Näher und näher kommt der Junge, gibt nach hinten Handzeichen: Rückendeckung! Die Kleinen im Kindergarten plätten an der Scheibe die Nasen. Wie lustig! Das findet die Kindergärtnerin gar nicht. Sie rennt raus. Doch da ist dieser Junge schon weg, verschwunden in den Hecken: Timon, elf Jahre alt. Was ist das für ein Kind? Was hat es nur für Eltern?
Dass Timon anders ist, merkten seine Eltern, als er knapp drei Jahre alt war. Sie fuhren mit dem Auto durch Rotterdam, Timon saß auf der Rückbank, schaute aus dem Fenster, quasselte vor sich hin. An einer Ampel fiel das Wort »vloerbedekking«. Die Eltern horchten auf. Teppich? Sie wussten nicht, was sie denken sollten. Bis sie das Schild über dem Laden sahen. Der Kleine hatte nicht gequasselt, er hatte gelesen.

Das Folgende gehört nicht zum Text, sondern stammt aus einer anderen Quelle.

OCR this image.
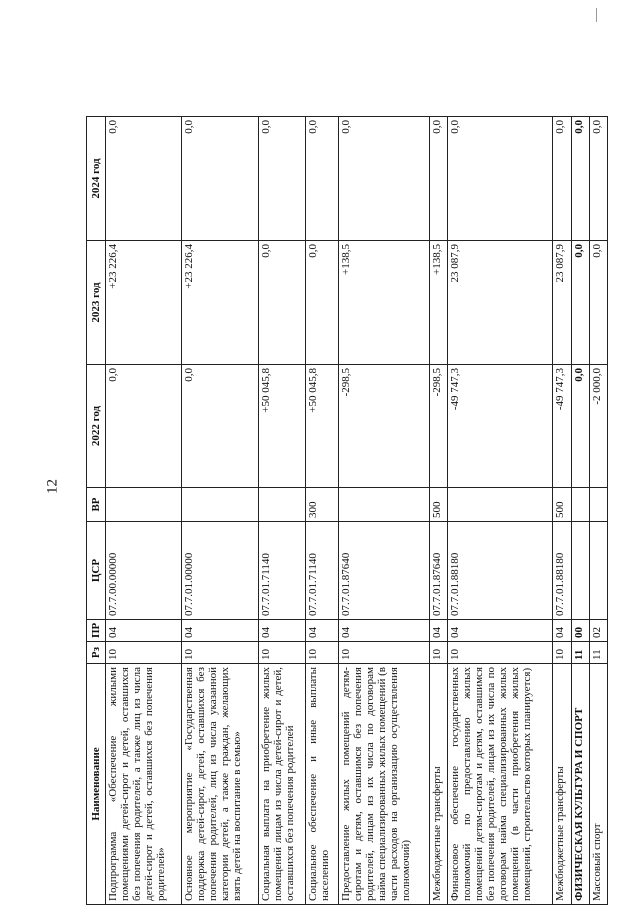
12
Наименование	Рз	ПР	ЦСР	ВР	2022 год	2023 год	2024 год
Подпрограмма «Обеспечение жилыми помещениями детей-сирот и детей, оставшихся без попечения родителей, а также лиц из числа детей-сирот и детей, оставшихся без попечения родителей»	10	04	07.7.00.00000		0,0	+23 226,4	0,0
Основное мероприятие «Государственная поддержка детей-сирот, детей, оставшихся без попечения родителей, лиц из числа указанной категории детей, а также граждан, желающих взять детей на воспитание в семью»	10	04	07.7.01.00000		0,0	+23 226,4	0,0
Социальная выплата на приобретение жилых помещений лицам из числа детей-сирот и детей, оставшихся без попечения родителей	10	04	07.7.01.71140		+50 045,8	0,0	0,0
Социальное обеспечение и иные выплаты населению	10	04	07.7.01.71140	300	+50 045,8	0,0	0,0
Предоставление жилых помещений детям-сиротам и детям, оставшимся без попечения родителей, лицам из их числа по договорам найма специализированных жилых помещений (в части расходов на организацию осуществления полномочий)	10	04	07.7.01.87640		-298,5	+138,5	0,0
Межбюджетные трансферты	10	04	07.7.01.87640	500	-298,5	+138,5	0,0
Финансовое обеспечение государственных полномочий по предоставлению жилых помещений детям-сиротам и детям, оставшимся без попечения родителей, лицам из их числа по договорам найма специализированных жилых помещений (в части приобретения жилых помещений, строительство которых планируется)	10	04	07.7.01.88180		-49 747,3	23 087,9	0,0
Межбюджетные трансферты	10	04	07.7.01.88180	500	-49 747,3	23 087,9	0,0
ФИЗИЧЕСКАЯ КУЛЬТУРА И СПОРТ	11	00			0,0	0,0	0,0
Массовый спорт	11	02			-2 000,0	0,0	0,0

Nun hätten sich viele Eltern darüber gefreut: Ihr Sohn ist etwas Besonderes! Doch Petra und Peter Persoon wurden still. Sie wussten, was das bedeutet. Auch Timons Onkel, der Bruder der Mutter, konnte so früh lesen. »Und sein Leben«, sagt sie, »war ein einziger Kampf.«
Hochbegabt, diagnostizierten die Ärzte. Und Timon begann schon bald, sich fremd zu fühlen in dieser Welt. Zu sehr unterschied er sich von den anderen Kindern. Spielen? Er verbrachte seine Zeit lieber mit Zählen und Lesen. Bilder malen? Er zerriss sie, bevor sie fertig waren: Haus, Baum und Mama sahen nicht aus wie in Wirklichkeit. Und Witze oder Neckereien? Verstand er nicht. Als Papa sagte: Das Auto ist kaputt, dafür kaufe ich einen Panzer, glaubte er es. Welch Enttäuschung, als es doch ein Opel wurde.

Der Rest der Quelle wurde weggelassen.